According to the aforementioned book, Lequio was also seriously ill when he was only three months old due to a stomach ailment, which, to save his life, led his parents, Clemente Lequio di Assaba, son of Francesco Lequio, Italian ambassador to Spain (a group of Italian fascists was present at his funeral in the church of San Francisco el Grande in Madrid in February 1943), and Sandra Torlonia, first cousin of King Juan Carlos I.
The family tragedies, deaths, divorces, and infidelities that have marked the life of Alessandro Lecquio
His was a love story against all odds, which found opposition from Sandra Torlonia's family, who considered that Clemente Lequio di Assaba was not the ideal candidate for hers. In addition to having a reputation as a playboy, he had been married to the Peruvian billionaire María Ferrer (tragically deceased in a car accident), with whom he had a son, Francisco Jorge Luciano, whom, according to Ruth Baza's book, Alessandro only saw once. time in his life, when he was 22 years old, and that he would currently be residing in Montevideo.
Even so, love prevailed and Sandra and Clemente were secretly married on June 15, 1958, in the church of San Nicolás de Bari in Rome, with the consequent scandal among high society. Alessandro himself would have told the journalist the parallelism he found between his life and that of his father since apparently Clemente Lequio had wanted to take his son to Italy and had not succeeded, in the same way, that he had had difficulties in his relationship with his eldest son, Clemente, due to his bitter differences with his mother, the Italian model Antonia Dell'Atte.

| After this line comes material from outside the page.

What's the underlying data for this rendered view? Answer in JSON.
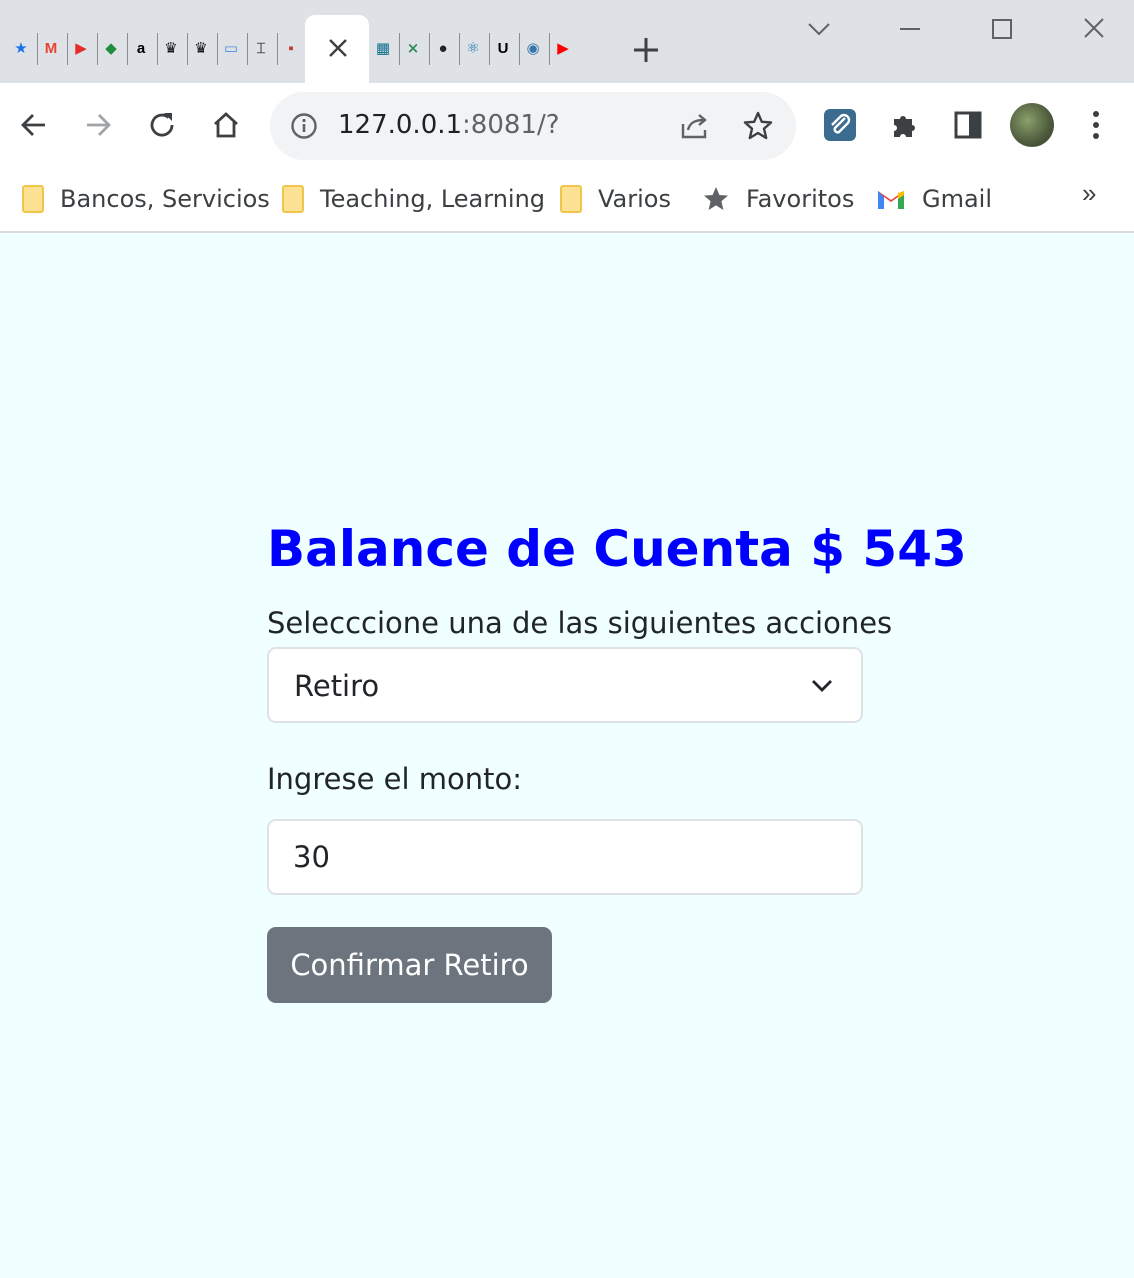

An event that deeply marked Alessandro Lequio was the unexpected death of his father, on June 28, 1971, at his home in Turin, at the age of 45. According to what is recorded in Baza's book, he "had suffered a heart attack while taking the cool air on the balcony and had rushed into the street." The television collaborator was 11 years old and two years younger than his sister, Desideria, who is now the mother of two children, Giovanni and Giorgio.
They then had to deal with a difficult emotional situation and Alessandro would end up in two boarding schools, first at the Real Collegio Carlo Alberto, where strict discipline and physical punishment as a coercive measure led his mother to take him out, and then at the Institut Montana Zugerberg from Zürich, in Switzerland.

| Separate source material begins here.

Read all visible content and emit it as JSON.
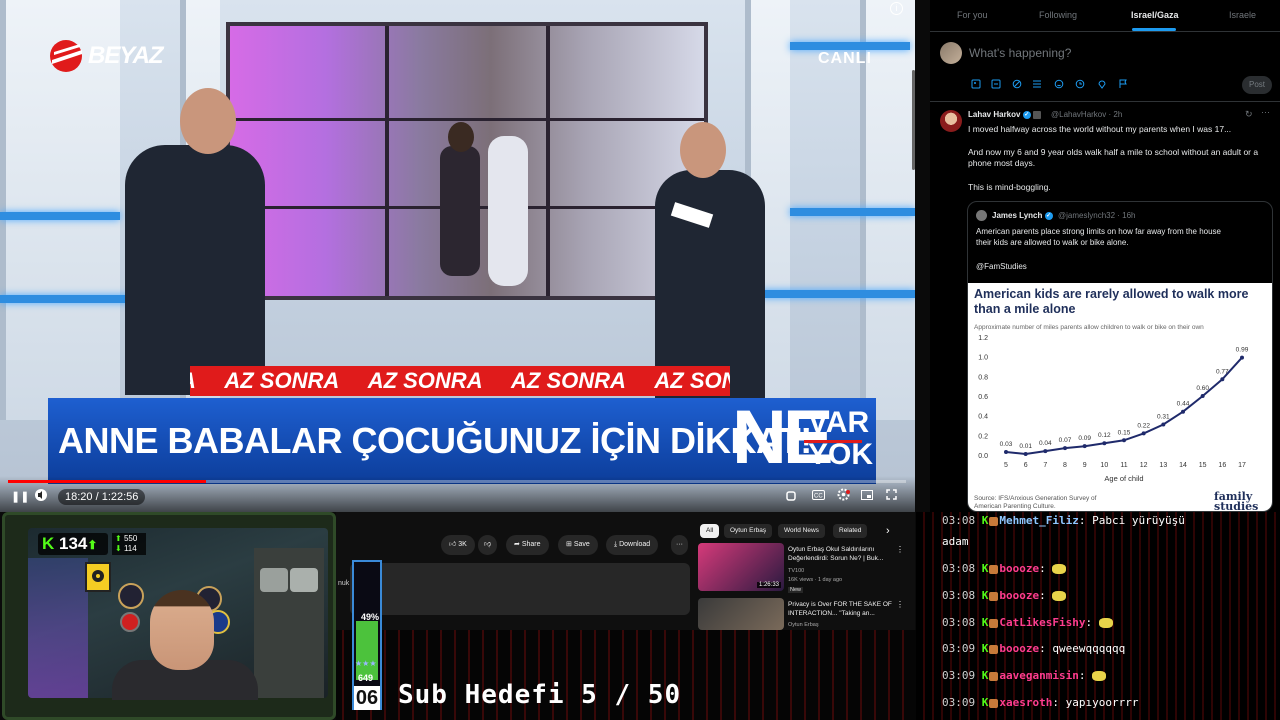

After graduating in History at the University of Turin, he married Antonia Dell'Atte by civil law in the Milan City Hall on October 12, 1987, they had their son, Clemente, on October 2, 1988, and two years later they would end up in Spain. The rest of the events are already well known: his infidelity to Ana Obregón, the birth of Aless, his media love affairs (the most complicated, perhaps, the one he had with Mar Flores), and his almost 25 years of love with María Palacios, with whom he has had a daughter, Ginevra, five years old.

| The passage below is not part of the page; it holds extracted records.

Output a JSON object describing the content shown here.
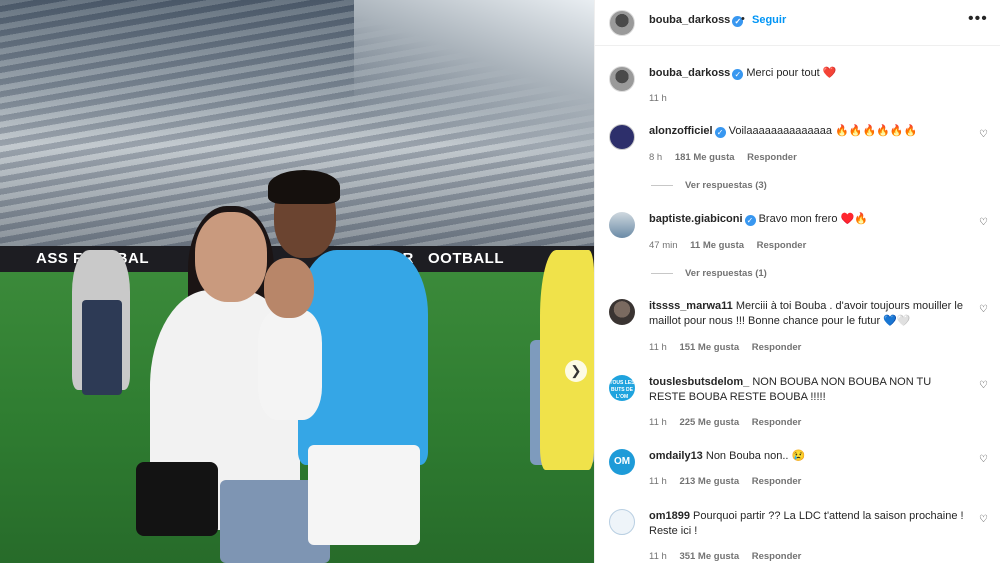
{
  "post": {
    "author": "bouba_darkoss",
    "follow_label": "Seguir",
    "dot": "•",
    "more_label": "•••",
    "next_icon": "chevron-right-icon",
    "photo_boards": [
      "ASS FOOTBAL",
      "ER",
      "OOTBALL"
    ]
  },
  "caption": {
    "username": "bouba_darkoss",
    "text": "Merci pour tout ❤️",
    "time": "11 h"
  },
  "comments": [
    {
      "username": "alonzofficiel",
      "verified": true,
      "text": "Voilaaaaaaaaaaaaaa 🔥🔥🔥🔥🔥🔥",
      "time": "8 h",
      "likes": "181 Me gusta",
      "reply": "Responder",
      "view_replies": "Ver respuestas (3)"
    },
    {
      "username": "baptiste.giabiconi",
      "verified": true,
      "text": "Bravo mon frero ♥️🔥",
      "time": "47 min",
      "likes": "11 Me gusta",
      "reply": "Responder",
      "view_replies": "Ver respuestas (1)"
    },
    {
      "username": "itssss_marwa11",
      "verified": false,
      "text": "Merciii à toi Bouba . d'avoir toujours mouiller le maillot pour nous !!! Bonne chance pour le futur 💙🤍",
      "time": "11 h",
      "likes": "151 Me gusta",
      "reply": "Responder"
    },
    {
      "username": "touslesbutsdelom_",
      "verified": false,
      "text": "NON BOUBA NON BOUBA NON TU RESTE BOUBA RESTE BOUBA !!!!!",
      "time": "11 h",
      "likes": "225 Me gusta",
      "reply": "Responder",
      "avatar_text": "TOUS LES BUTS DE L'OM"
    },
    {
      "username": "omdaily13",
      "verified": false,
      "text": "Non Bouba non.. 😢",
      "time": "11 h",
      "likes": "213 Me gusta",
      "reply": "Responder",
      "avatar_text": "OM"
    },
    {
      "username": "om1899",
      "verified": false,
      "text": "Pourquoi partir ?? La LDC t'attend la saison prochaine ! Reste ici !",
      "time": "11 h",
      "likes": "351 Me gusta",
      "reply": "Responder"
    }
  ],
  "icons": {
    "verified": "✓",
    "heart_outline": "♡"
  }
}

We cannot ignore other family losses, such as that of his maternal uncles, Marino, who died in 1996 from complications of HIV at the age of 56, and Marco, on December 5, 2014, just a few days before his mother passed away. , Sandra Torlonia, on New Year's Eve of that same year, at the age of 78. Her ashes were deposited in the Pinerolo cemetery, 70 kilometers from Turin, together with her husband, as she wished. On that hard day, Aless Lequio emotionally supported her father, and Antonia Dell'Atte and Ana Obregón left their differences behind to say goodbye to the one who was also, as well as a cousin, a great friend, and a confidant of King Juan Carlos.